Kapitelvorträge für die Oblaten 1873-1899

      

Kapitel vom 18.05.1898: Über das Oblaten-Sein

Meine Freunde, es geht darum, dass wir Ordensleute werden. Der wertvollste Schatz, den jeder hat, ist die Gabe, die ihn zu dem macht, was er sein soll. Wenn ein Mensch auf Grund seines Berufes etwas ist, seine Amtspflichten aber nicht erfüllt, dann ist er kein Mensch, sondern eine Drahtpuppe, die den verwirklichten Mensch zu vertreten hat. Hält man andererseits darauf, einzig und allein seinen Verpflichtungen nachzukommen, ist man also ein Pflichtmensch, dann lässt sich auf der Welt nichts Besseres finden als das.

Lamartine schrieb eine Notiz über Bossuet, die mit den Worten beginnt: „Er war ein Priester. Betrachtet ihn nur in allen Situationen seines Lebens.
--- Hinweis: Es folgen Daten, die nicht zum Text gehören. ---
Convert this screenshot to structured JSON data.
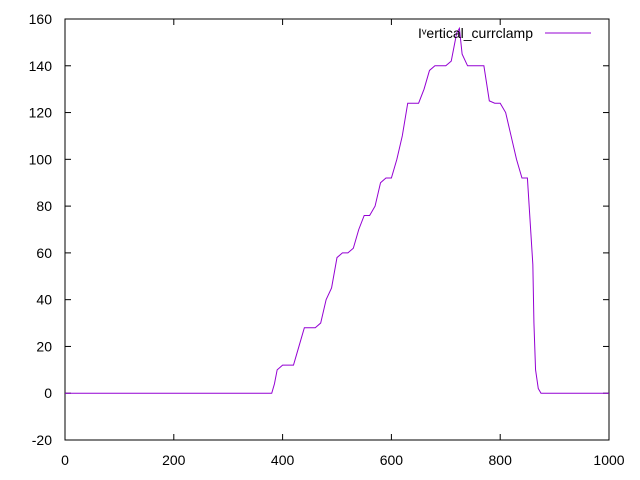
{
  "chart_data": {
    "type": "line",
    "title": "",
    "xlabel": "",
    "ylabel": "",
    "xlim": [
      0,
      1000
    ],
    "ylim": [
      -20,
      160
    ],
    "xticks": [
      0,
      200,
      400,
      600,
      800,
      1000
    ],
    "yticks": [
      -20,
      0,
      20,
      40,
      60,
      80,
      100,
      120,
      140,
      160
    ],
    "grid": false,
    "legend_position": "top-right",
    "series": [
      {
        "name": "Iᵛertical_currclamp",
        "color": "#9400d3",
        "x": [
          0,
          100,
          200,
          300,
          380,
          385,
          390,
          400,
          420,
          430,
          440,
          450,
          460,
          470,
          480,
          490,
          500,
          510,
          520,
          530,
          540,
          550,
          560,
          570,
          580,
          590,
          600,
          610,
          620,
          630,
          640,
          650,
          660,
          670,
          680,
          690,
          700,
          710,
          720,
          725,
          730,
          740,
          750,
          760,
          770,
          780,
          790,
          800,
          810,
          820,
          830,
          840,
          850,
          860,
          862,
          865,
          870,
          875,
          880,
          900,
          1000
        ],
        "y": [
          0,
          0,
          0,
          0,
          0,
          4,
          10,
          12,
          12,
          20,
          28,
          28,
          28,
          30,
          40,
          45,
          58,
          60,
          60,
          62,
          70,
          76,
          76,
          80,
          90,
          92,
          92,
          100,
          110,
          124,
          124,
          124,
          130,
          138,
          140,
          140,
          140,
          142,
          154,
          156,
          145,
          140,
          140,
          140,
          140,
          125,
          124,
          124,
          120,
          110,
          100,
          92,
          92,
          55,
          30,
          10,
          2,
          0,
          0,
          0,
          0
        ]
      }
    ]
  }
}
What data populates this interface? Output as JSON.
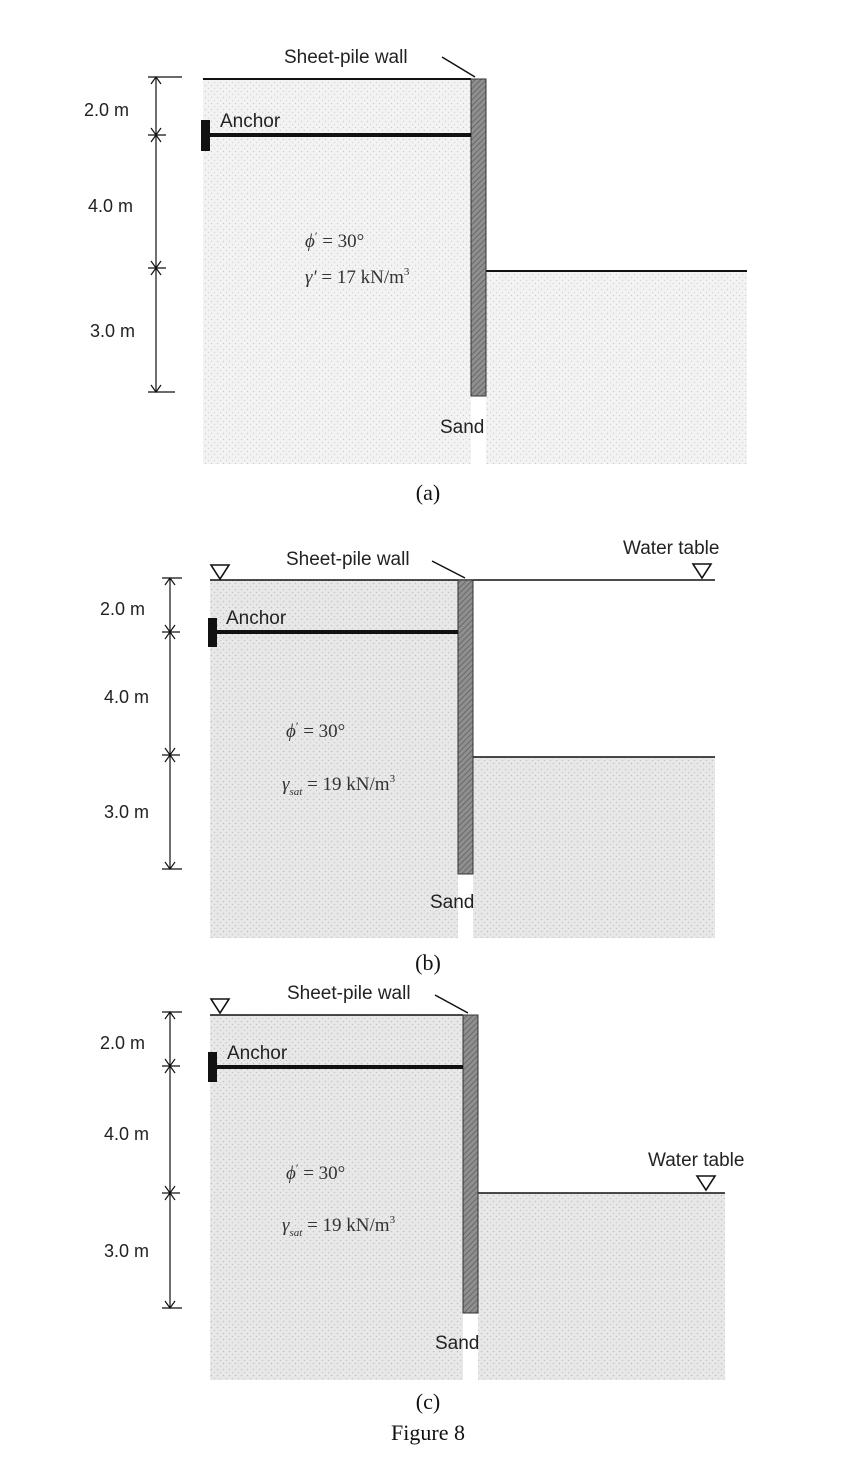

Auch die fruchtbarste Phantasie kann in ihm nichts anderes feststellen.“ Ebenso sollte man das von uns sagen können: Es sind Ordensleute.

Auf meiner Reise mit P. Deshaires nach Rom besuchten wir die Kirche St. Agnes und stiegen auch die Katakomben hinunter. Da stießen fünf bis sechs Kleriker zu uns in betont bescheidenem Gang und einer Haltung, die allgemein erbauten. „Das sind keine Studenten der römischen Kollegien und Universitäten“, raunte man uns in unserer Umgebung zu. „Sie gleichen ihnen in keiner Weise.“ Wer waren sie also? Wir erkundigten uns und erfuhren, es waren Schüler von St. Sulpice, die zu der erst vor kurzem in Rom gegründeten Prokur der Oratorianer gehörten. So soll man auch uns, meine lieben Freunde, überall als Oblaten erkennen können. Dafür muss man aber ein echter Oblate sein.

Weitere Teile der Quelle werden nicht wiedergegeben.